A main character in Estonian animal tales is the bear, who is simple-minded and naïve but possesses great physical power.  The wolf is portrayed as greedy but not always crafty.  The hare is goodhearted, witty, and helpful to other animals in time of trouble.  When the hare realized that a horse had outsmarted and killed his mortal enemy, the wolf, he laughed so hard that he split his upper lip.  The bird world is represented mostly by the frivolous magpie, the crow, and the sparrow.  The most popular domestic animals and fowl are the dog, cat, horse, ram, goat, ox, pig, rooster, turkey, goose, and duck.

The animals in Estonian folktales, for example, include frogs, fish, snakes, and a variety of bugs and insects, such as the hornet, mosquito, flea, and spider.  The spider and the fly were once good friends but became mortal enemies.  It all happened at the time when the Moon, the Sun, and the Wind walked on earth and talked to animals and humans.

One day the Wind took a rest because he had been blowing for a long time.  On the top of a hill, he went to sleep behind a large boulder.  The animals began to miss him, and so they sent the spider to look for him.  The Wind was not pleased with the disturbance because his sleep was interrupted by the rude spider.  So the Wind thought and gruffly asked her to leave him alone and go back where she had come from.

Since spiders are known to move slowly, it took her a long time to get down the mountain.  On her way down, she met the fly who was also sent to look for the Wind.  The spider revealed good-heartedly to the fly the Wind’s whereabouts.  Immediately, the fly had a plan: to get back to the animals way ahead of the spider.  She is the one who found the Wind and will get all the praise and reward!
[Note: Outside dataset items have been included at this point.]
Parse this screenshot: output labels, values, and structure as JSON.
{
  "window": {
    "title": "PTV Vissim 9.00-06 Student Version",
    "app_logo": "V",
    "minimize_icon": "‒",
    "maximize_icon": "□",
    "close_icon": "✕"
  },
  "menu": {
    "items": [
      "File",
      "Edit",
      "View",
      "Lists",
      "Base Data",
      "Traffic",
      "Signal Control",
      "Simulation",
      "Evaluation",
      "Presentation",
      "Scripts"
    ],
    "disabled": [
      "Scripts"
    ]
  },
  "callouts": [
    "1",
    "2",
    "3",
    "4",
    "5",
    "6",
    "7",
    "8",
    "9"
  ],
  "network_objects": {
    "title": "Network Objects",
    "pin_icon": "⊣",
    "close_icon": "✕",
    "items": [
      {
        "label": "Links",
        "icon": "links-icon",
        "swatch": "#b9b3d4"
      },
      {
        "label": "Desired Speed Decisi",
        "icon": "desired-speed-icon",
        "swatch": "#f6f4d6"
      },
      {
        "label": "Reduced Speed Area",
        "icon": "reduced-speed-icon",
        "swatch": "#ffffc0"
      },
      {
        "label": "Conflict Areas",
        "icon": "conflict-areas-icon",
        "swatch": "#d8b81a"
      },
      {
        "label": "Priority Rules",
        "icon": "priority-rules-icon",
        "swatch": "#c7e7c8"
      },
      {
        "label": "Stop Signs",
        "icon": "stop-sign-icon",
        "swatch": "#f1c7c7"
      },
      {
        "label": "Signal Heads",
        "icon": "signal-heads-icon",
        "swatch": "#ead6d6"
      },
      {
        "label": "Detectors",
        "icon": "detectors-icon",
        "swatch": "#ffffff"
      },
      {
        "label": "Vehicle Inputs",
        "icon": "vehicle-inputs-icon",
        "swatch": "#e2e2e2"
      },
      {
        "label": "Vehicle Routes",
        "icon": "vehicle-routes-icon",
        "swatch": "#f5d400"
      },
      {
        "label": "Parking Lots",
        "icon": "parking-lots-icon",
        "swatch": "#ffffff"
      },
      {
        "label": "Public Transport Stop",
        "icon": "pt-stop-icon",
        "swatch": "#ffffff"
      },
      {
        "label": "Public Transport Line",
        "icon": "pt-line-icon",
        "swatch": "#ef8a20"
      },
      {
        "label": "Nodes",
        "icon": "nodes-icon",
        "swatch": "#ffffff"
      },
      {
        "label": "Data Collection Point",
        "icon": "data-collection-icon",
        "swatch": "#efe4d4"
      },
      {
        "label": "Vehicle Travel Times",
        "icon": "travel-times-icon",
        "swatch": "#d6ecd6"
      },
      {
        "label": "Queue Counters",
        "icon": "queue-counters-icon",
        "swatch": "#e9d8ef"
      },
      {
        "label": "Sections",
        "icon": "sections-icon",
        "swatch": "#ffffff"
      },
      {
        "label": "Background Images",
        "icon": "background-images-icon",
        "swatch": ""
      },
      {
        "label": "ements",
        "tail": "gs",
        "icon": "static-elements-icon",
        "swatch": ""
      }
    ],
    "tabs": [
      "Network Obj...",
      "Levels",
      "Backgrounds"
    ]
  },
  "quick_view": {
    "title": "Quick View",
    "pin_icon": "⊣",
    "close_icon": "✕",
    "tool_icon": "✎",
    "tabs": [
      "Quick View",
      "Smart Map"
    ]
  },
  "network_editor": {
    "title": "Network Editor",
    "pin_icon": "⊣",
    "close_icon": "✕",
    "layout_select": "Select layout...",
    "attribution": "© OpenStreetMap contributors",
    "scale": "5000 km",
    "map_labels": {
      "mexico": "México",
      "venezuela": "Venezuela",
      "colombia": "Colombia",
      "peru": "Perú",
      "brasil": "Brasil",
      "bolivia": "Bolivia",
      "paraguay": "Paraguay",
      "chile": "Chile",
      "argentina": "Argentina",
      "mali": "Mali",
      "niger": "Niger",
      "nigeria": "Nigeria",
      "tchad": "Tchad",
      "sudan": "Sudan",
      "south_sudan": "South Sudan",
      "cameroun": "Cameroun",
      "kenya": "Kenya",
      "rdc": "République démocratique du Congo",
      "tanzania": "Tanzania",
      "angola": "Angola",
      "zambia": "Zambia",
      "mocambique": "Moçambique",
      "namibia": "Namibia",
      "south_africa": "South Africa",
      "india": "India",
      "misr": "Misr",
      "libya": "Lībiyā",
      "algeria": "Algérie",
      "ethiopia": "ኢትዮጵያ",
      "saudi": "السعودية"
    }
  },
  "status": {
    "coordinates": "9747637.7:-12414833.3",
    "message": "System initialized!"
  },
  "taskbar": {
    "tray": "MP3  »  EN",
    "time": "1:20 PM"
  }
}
Her plan worked.  She arrived long before the spider and told the animals how hard it was for her to find the Wind, how tiresome the trip was, and how bruised her tender body was from climbing over the rocks.  The animals celebrated her with a party, and while the festivities were going on, the tired and bruised spider arrived and disputed the fly’s story.  The spider was asked to leave in shame and never return.  And that is how the spider and the fly, once good friends, became mortal enemies.  The spider makes beautiful webs, just to catch the flies and eat them.